Actually it was a very accurate retelling of our trip to Cancun last spring.  Perhaps too accurate.


But my favorite part?  When Noah read this:
And then my mom said, 'Quick Noah, shut off the TV, we have to hurry if we want to make it down to cocktail hour!'
Causing me to look like this.
Yes, we are overachievers like that.  Cram in some Spanish-language television before we hit the bar with our kids.  Classy.


He ended it with a heartfelt dedication to his dad, who he said he loves and doesn't get to spend enough time with because he is hardly ever home.

No, not that he is working, no he didn't say that.  Just hardly ever home.  I could see the thoughts flying through the other parents' heads.  "He is at happy hour."


Pretty sure there we just dropped down a few notches on the "must schedule playdates with" list today.



P.S. Did I mention that I have another $100 to give away from BlogHer?   Here's the entry page.

Tuesday, December 14, 2010

"What do you really mean?"

There are few things in life that make me more crazy that the unnecessary use of quotation marks.

Worse?  Quote overkill.
"Free"
Nope, not really free, we'll charge you $5.


"Beer"
Nope, not beer either.


"Fridays"
Don't even try to come on Friday.  Try Tuesday instead.

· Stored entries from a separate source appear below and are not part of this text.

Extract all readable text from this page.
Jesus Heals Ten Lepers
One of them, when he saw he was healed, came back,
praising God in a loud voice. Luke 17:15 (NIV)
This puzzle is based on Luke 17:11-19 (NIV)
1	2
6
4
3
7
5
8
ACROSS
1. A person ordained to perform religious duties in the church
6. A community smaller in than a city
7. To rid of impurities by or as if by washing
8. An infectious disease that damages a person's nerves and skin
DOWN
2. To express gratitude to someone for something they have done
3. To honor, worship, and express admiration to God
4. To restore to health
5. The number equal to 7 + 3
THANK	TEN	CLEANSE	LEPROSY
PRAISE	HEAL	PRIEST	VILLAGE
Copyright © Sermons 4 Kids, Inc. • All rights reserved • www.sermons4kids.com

P.S. And yes, there, of course, are many things that drive me crazier than this.  But in the scheme of silly stupid stuff that drives me nuts, this is tops.  And thanks to Brian, who knows how much it drives me crazy, for taking the photo.




Who is your target market?

Sometimes marketers need to stop and think.


Who is our target market?  What will appeal to them?  And how will we accomplish that?


During the holiday season, I have one tip.  If you are a women's clothing or beauty-related retailer, you should really stop and think before you call up holiday themes.  Merry?  Cool.  Joy?  Lovely.


But might I suggest that retailers avoid this one.
I love that if you read this one the right way, it reads:

Ho
Grab it. Get it. Gift it.
Get ready to party!
Because nothing keeps me out of a store like a bunch of "Ho's" that are ready to party in the window.